When Sodco took over the farm, it was turned over completely to sod, specifically bluegrass fescue. Over the years, the farm’s crops have been changed to also include bentgrass and turf type tall fescue – including Black Beauty Sod, as well as alternative crops as part of Sodco’s rotation initiatives.

2001

The development rights to 400 acres of farmland were sold, preserving forever the land as a farm and open space.  The future of the farm is a bright one as Sodco embraces crop rotations, soil health, the latest in technology and innovation to continue producing New England’s Finest Sod.

2008

SODCO starting growing corn as both a cover crop and for fuel. When the oil prices starting climbing, corn was a more affordable option. SODCO installed two corn boilers, one for the farm offices and second for two residents on the farms property. SODCO has been selling the corn to a number of different customers over the years, from our own employees to a local whiskey company.

2010

SODCO starting growing Turf Type Tall Fescue sod. After a few years of hearing complaints on how much fertilizer and inputs have to be put into the traditional bluegrass lawn, SODCO looked for an alternative product that still has the same or better qualities as the Bluegrass. After years of trying to find the right varieties and the best way to treat the sod we had success!

2011-2012

SODCO starting growing Jonathan Green Black Beauty Tall Fescue. Once SODCO and Jonathan Green starting their relationship, it was a great partnership!
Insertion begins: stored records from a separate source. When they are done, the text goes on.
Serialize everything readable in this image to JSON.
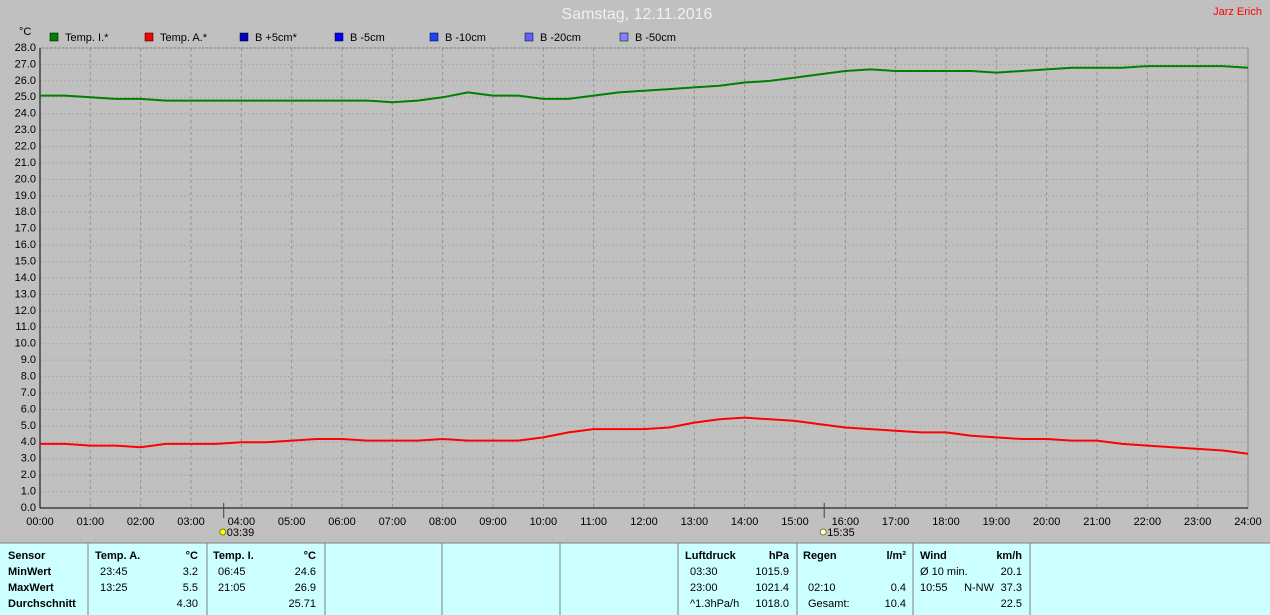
{
  "chart_data": {
    "type": "line",
    "title": "Samstag, 12.11.2016",
    "author": "Jarz Erich",
    "y_unit": "°C",
    "x": [
      0,
      0.5,
      1,
      1.5,
      2,
      2.5,
      3,
      3.5,
      4,
      4.5,
      5,
      5.5,
      6,
      6.5,
      7,
      7.5,
      8,
      8.5,
      9,
      9.5,
      10,
      10.5,
      11,
      11.5,
      12,
      12.5,
      13,
      13.5,
      14,
      14.5,
      15,
      15.5,
      16,
      16.5,
      17,
      17.5,
      18,
      18.5,
      19,
      19.5,
      20,
      20.5,
      21,
      21.5,
      22,
      22.5,
      23,
      23.5,
      24
    ],
    "series": [
      {
        "name": "Temp. I.*",
        "color": "#008000",
        "values": [
          25.1,
          25.1,
          25.0,
          24.9,
          24.9,
          24.8,
          24.8,
          24.8,
          24.8,
          24.8,
          24.8,
          24.8,
          24.8,
          24.8,
          24.7,
          24.8,
          25.0,
          25.3,
          25.1,
          25.1,
          24.9,
          24.9,
          25.1,
          25.3,
          25.4,
          25.5,
          25.6,
          25.7,
          25.9,
          26.0,
          26.2,
          26.4,
          26.6,
          26.7,
          26.6,
          26.6,
          26.6,
          26.6,
          26.5,
          26.6,
          26.7,
          26.8,
          26.8,
          26.8,
          26.9,
          26.9,
          26.9,
          26.9,
          26.8
        ]
      },
      {
        "name": "Temp. A.*",
        "color": "#ff0000",
        "values": [
          3.9,
          3.9,
          3.8,
          3.8,
          3.7,
          3.9,
          3.9,
          3.9,
          4.0,
          4.0,
          4.1,
          4.2,
          4.2,
          4.1,
          4.1,
          4.1,
          4.2,
          4.1,
          4.1,
          4.1,
          4.3,
          4.6,
          4.8,
          4.8,
          4.8,
          4.9,
          5.2,
          5.4,
          5.5,
          5.4,
          5.3,
          5.1,
          4.9,
          4.8,
          4.7,
          4.6,
          4.6,
          4.4,
          4.3,
          4.2,
          4.2,
          4.1,
          4.1,
          3.9,
          3.8,
          3.7,
          3.6,
          3.5,
          3.3
        ]
      }
    ],
    "legend_only": [
      {
        "name": "B +5cm*",
        "color": "#0000c0"
      },
      {
        "name": "B -5cm",
        "color": "#0000ff"
      },
      {
        "name": "B -10cm",
        "color": "#2040ff"
      },
      {
        "name": "B -20cm",
        "color": "#6060ff"
      },
      {
        "name": "B -50cm",
        "color": "#8080ff"
      }
    ],
    "xlim": [
      0,
      24
    ],
    "xticks": [
      {
        "value": 0,
        "label": "00:00"
      },
      {
        "value": 1,
        "label": "01:00"
      },
      {
        "value": 2,
        "label": "02:00"
      },
      {
        "value": 3,
        "label": "03:00"
      },
      {
        "value": 4,
        "label": "04:00"
      },
      {
        "value": 5,
        "label": "05:00"
      },
      {
        "value": 6,
        "label": "06:00"
      },
      {
        "value": 7,
        "label": "07:00"
      },
      {
        "value": 8,
        "label": "08:00"
      },
      {
        "value": 9,
        "label": "09:00"
      },
      {
        "value": 10,
        "label": "10:00"
      },
      {
        "value": 11,
        "label": "11:00"
      },
      {
        "value": 12,
        "label": "12:00"
      },
      {
        "value": 13,
        "label": "13:00"
      },
      {
        "value": 14,
        "label": "14:00"
      },
      {
        "value": 15,
        "label": "15:00"
      },
      {
        "value": 16,
        "label": "16:00"
      },
      {
        "value": 17,
        "label": "17:00"
      },
      {
        "value": 18,
        "label": "18:00"
      },
      {
        "value": 19,
        "label": "19:00"
      },
      {
        "value": 20,
        "label": "20:00"
      },
      {
        "value": 21,
        "label": "21:00"
      },
      {
        "value": 22,
        "label": "22:00"
      },
      {
        "value": 23,
        "label": "23:00"
      },
      {
        "value": 24,
        "label": "24:00"
      }
    ],
    "ylim": [
      0,
      28
    ],
    "yticks": [
      {
        "value": 0,
        "label": "0.0"
      },
      {
        "value": 1,
        "label": "1.0"
      },
      {
        "value": 2,
        "label": "2.0"
      },
      {
        "value": 3,
        "label": "3.0"
      },
      {
        "value": 4,
        "label": "4.0"
      },
      {
        "value": 5,
        "label": "5.0"
      },
      {
        "value": 6,
        "label": "6.0"
      },
      {
        "value": 7,
        "label": "7.0"
      },
      {
        "value": 8,
        "label": "8.0"
      },
      {
        "value": 9,
        "label": "9.0"
      },
      {
        "value": 10,
        "label": "10.0"
      },
      {
        "value": 11,
        "label": "11.0"
      },
      {
        "value": 12,
        "label": "12.0"
      },
      {
        "value": 13,
        "label": "13.0"
      },
      {
        "value": 14,
        "label": "14.0"
      },
      {
        "value": 15,
        "label": "15.0"
      },
      {
        "value": 16,
        "label": "16.0"
      },
      {
        "value": 17,
        "label": "17.0"
      },
      {
        "value": 18,
        "label": "18.0"
      },
      {
        "value": 19,
        "label": "19.0"
      },
      {
        "value": 20,
        "label": "20.0"
      },
      {
        "value": 21,
        "label": "21.0"
      },
      {
        "value": 22,
        "label": "22.0"
      },
      {
        "value": 23,
        "label": "23.0"
      },
      {
        "value": 24,
        "label": "24.0"
      },
      {
        "value": 25,
        "label": "25.0"
      },
      {
        "value": 26,
        "label": "26.0"
      },
      {
        "value": 27,
        "label": "27.0"
      },
      {
        "value": 28,
        "label": "28.0"
      }
    ],
    "annotations": [
      {
        "x": 3.65,
        "label": "03:39"
      },
      {
        "x": 15.58,
        "label": "15:35"
      }
    ],
    "grid": true
  },
  "table": {
    "sensor": {
      "title": "Sensor",
      "rows": [
        "MinWert",
        "MaxWert",
        "Durchschnitt"
      ]
    },
    "blocks": [
      {
        "title": "Temp. A.",
        "unit": "°C",
        "rows": [
          {
            "left": "23:45",
            "right": "3.2"
          },
          {
            "left": "13:25",
            "right": "5.5"
          },
          {
            "right": "4.30"
          }
        ]
      },
      {
        "title": "Temp. I.",
        "unit": "°C",
        "rows": [
          {
            "left": "06:45",
            "right": "24.6"
          },
          {
            "left": "21:05",
            "right": "26.9"
          },
          {
            "right": "25.71"
          }
        ]
      },
      {
        "title": "Luftdruck",
        "unit": "hPa",
        "rows": [
          {
            "left": "03:30",
            "right": "1015.9"
          },
          {
            "left": "23:00",
            "right": "1021.4"
          },
          {
            "left": "^1.3hPa/h",
            "right": "1018.0"
          }
        ]
      },
      {
        "title": "Regen",
        "unit": "l/m²",
        "rows": [
          {},
          {
            "left": "02:10",
            "right": "0.4"
          },
          {
            "left": "Gesamt:",
            "right": "10.4"
          }
        ]
      },
      {
        "title": "Wind",
        "unit": "km/h",
        "rows": [
          {
            "left": "Ø 10 min.",
            "right": "20.1"
          },
          {
            "left": "10:55",
            "mid": "N-NW",
            "right": "37.3"
          },
          {
            "right": "22.5"
          }
        ]
      }
    ]
  }
}
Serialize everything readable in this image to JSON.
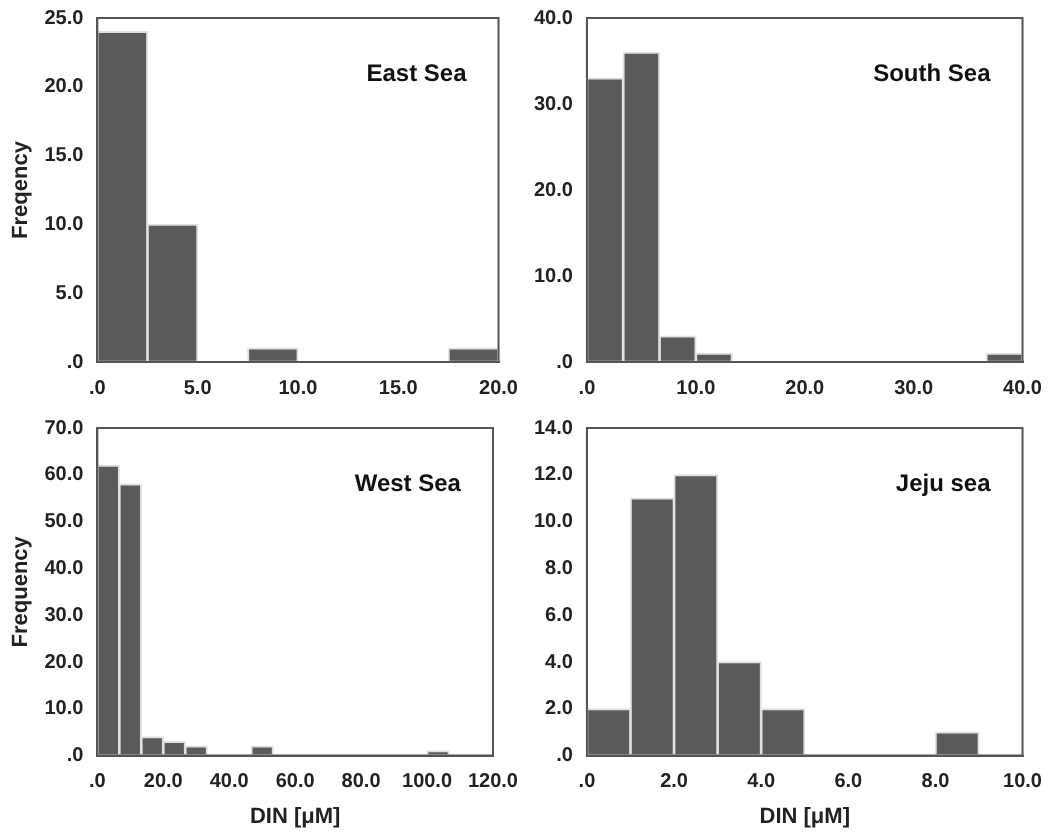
{
  "chart_data": [
    {
      "type": "histogram",
      "annotations": [
        "East Sea"
      ],
      "ylabel": "Freqency",
      "color": "#5a5a5a",
      "bins": [
        0,
        2.5,
        5,
        7.5,
        10,
        12.5,
        15,
        17.5,
        20
      ],
      "values": [
        24,
        10,
        0,
        1,
        0,
        0,
        0,
        1
      ],
      "xlim": [
        0,
        20
      ],
      "xticks": [
        {
          "value": 0,
          "label": ".0"
        },
        {
          "value": 5,
          "label": "5.0"
        },
        {
          "value": 10,
          "label": "10.0"
        },
        {
          "value": 15,
          "label": "15.0"
        },
        {
          "value": 20,
          "label": "20.0"
        }
      ],
      "ylim": [
        0,
        25
      ],
      "yticks": [
        {
          "value": 0,
          "label": ".0"
        },
        {
          "value": 5,
          "label": "5.0"
        },
        {
          "value": 10,
          "label": "10.0"
        },
        {
          "value": 15,
          "label": "15.0"
        },
        {
          "value": 20,
          "label": "20.0"
        },
        {
          "value": 25,
          "label": "25.0"
        }
      ],
      "grid": false
    },
    {
      "type": "histogram",
      "annotations": [
        "South Sea"
      ],
      "color": "#5a5a5a",
      "bins": [
        0,
        3.33,
        6.67,
        10,
        13.33,
        16.67,
        20,
        23.33,
        26.67,
        30,
        33.33,
        36.67,
        40
      ],
      "values": [
        33,
        36,
        3,
        1,
        0,
        0,
        0,
        0,
        0,
        0,
        0,
        1
      ],
      "xlim": [
        0,
        40
      ],
      "xticks": [
        {
          "value": 0,
          "label": ".0"
        },
        {
          "value": 10,
          "label": "10.0"
        },
        {
          "value": 20,
          "label": "20.0"
        },
        {
          "value": 30,
          "label": "30.0"
        },
        {
          "value": 40,
          "label": "40.0"
        }
      ],
      "ylim": [
        0,
        40
      ],
      "yticks": [
        {
          "value": 0,
          "label": ".0"
        },
        {
          "value": 10,
          "label": "10.0"
        },
        {
          "value": 20,
          "label": "20.0"
        },
        {
          "value": 30,
          "label": "30.0"
        },
        {
          "value": 40,
          "label": "40.0"
        }
      ],
      "grid": false
    },
    {
      "type": "histogram",
      "annotations": [
        "West Sea"
      ],
      "ylabel": "Frequency",
      "xlabel": "DIN [μM]",
      "color": "#5a5a5a",
      "bins": [
        0,
        6.67,
        13.33,
        20,
        26.67,
        33.33,
        40,
        46.67,
        53.33,
        60,
        66.67,
        73.33,
        80,
        86.67,
        93.33,
        100,
        106.67,
        113.33,
        120
      ],
      "values": [
        62,
        58,
        4,
        3,
        2,
        0,
        0,
        2,
        0,
        0,
        0,
        0,
        0,
        0,
        0,
        1,
        0,
        0
      ],
      "xlim": [
        0,
        120
      ],
      "xticks": [
        {
          "value": 0,
          "label": ".0"
        },
        {
          "value": 20,
          "label": "20.0"
        },
        {
          "value": 40,
          "label": "40.0"
        },
        {
          "value": 60,
          "label": "60.0"
        },
        {
          "value": 80,
          "label": "80.0"
        },
        {
          "value": 100,
          "label": "100.0"
        },
        {
          "value": 120,
          "label": "120.0"
        }
      ],
      "ylim": [
        0,
        70
      ],
      "yticks": [
        {
          "value": 0,
          "label": ".0"
        },
        {
          "value": 10,
          "label": "10.0"
        },
        {
          "value": 20,
          "label": "20.0"
        },
        {
          "value": 30,
          "label": "30.0"
        },
        {
          "value": 40,
          "label": "40.0"
        },
        {
          "value": 50,
          "label": "50.0"
        },
        {
          "value": 60,
          "label": "60.0"
        },
        {
          "value": 70,
          "label": "70.0"
        }
      ],
      "grid": false
    },
    {
      "type": "histogram",
      "annotations": [
        "Jeju sea"
      ],
      "xlabel": "DIN [μM]",
      "color": "#5a5a5a",
      "bins": [
        0,
        1,
        2,
        3,
        4,
        5,
        6,
        7,
        8,
        9,
        10
      ],
      "values": [
        2,
        11,
        12,
        4,
        2,
        0,
        0,
        0,
        1,
        0
      ],
      "xlim": [
        0,
        10
      ],
      "xticks": [
        {
          "value": 0,
          "label": ".0"
        },
        {
          "value": 2,
          "label": "2.0"
        },
        {
          "value": 4,
          "label": "4.0"
        },
        {
          "value": 6,
          "label": "6.0"
        },
        {
          "value": 8,
          "label": "8.0"
        },
        {
          "value": 10,
          "label": "10.0"
        }
      ],
      "ylim": [
        0,
        14
      ],
      "yticks": [
        {
          "value": 0,
          "label": ".0"
        },
        {
          "value": 2,
          "label": "2.0"
        },
        {
          "value": 4,
          "label": "4.0"
        },
        {
          "value": 6,
          "label": "6.0"
        },
        {
          "value": 8,
          "label": "8.0"
        },
        {
          "value": 10,
          "label": "10.0"
        },
        {
          "value": 12,
          "label": "12.0"
        },
        {
          "value": 14,
          "label": "14.0"
        }
      ],
      "grid": false
    }
  ]
}
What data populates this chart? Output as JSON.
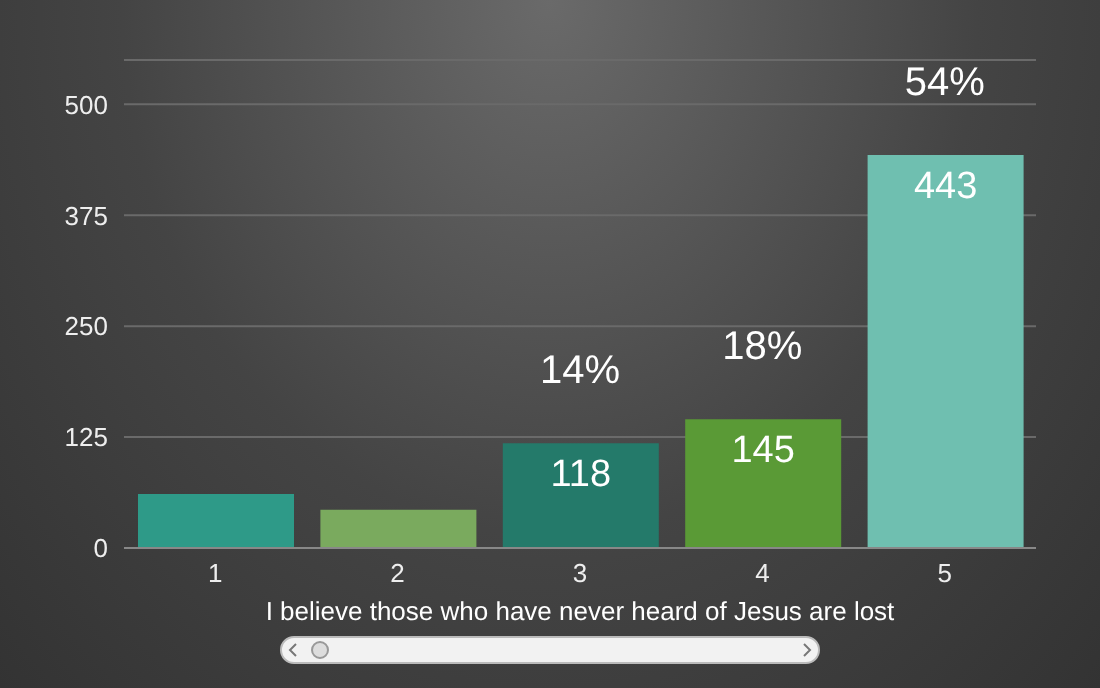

SODCO has been exclusively growing Black Beauty and no other Tall Fescue, as our alternative sod ever since! SODCO took the Black beauty’s “American Lawn” and transformed it into a product for all! Golf courses starting using the Black beauty on bunker banks, step cut and rough areas. Universities have starting using it on quads. A few years ago, SODCO sampled the Black Beauty at a shortcut height. Shortcut Black Beauty opened another door for SODCO and Jonathan Green Black Beauty! It has been used on tee boxes, range boxes, fairways, and croquet courts!

2013

SODCO’s farm manager was approached by a seed company to grow a tall fescue Microclover™ blend for a sports field in Brooklyn NY. The project was very hush hush until it passed all compliances. In 2015 it passed everything with flying colors, we starting selling the product to our customers! After a few years of orders here and there, SODCO showcased the Microclover™ Black Beauty on This Old House! The Microclover™ was used at the Idea House in Narragansett and the NET Zero project in Jamestown. SODCO received an ample amount of emails and phone calls about the Microclover™ after the episode aired.

2018

SODCO grew tomatoes, peppers and squash in between rows of Microclover™. We used the grass clippings as a mulch to keep the weeds out! We sold the vegetables to a local grocery store and a local pizza place. After the growing season was over for the crop we over seeded the area with Micoclover™, it filled in just before the winter. We also grew an acre and a half of sunflowers. The sunflowers made for a great summer view, after the flowers were done for the season they were tilled back into the soil. Turns out sunflowers can be a great cover crop for turfgrass.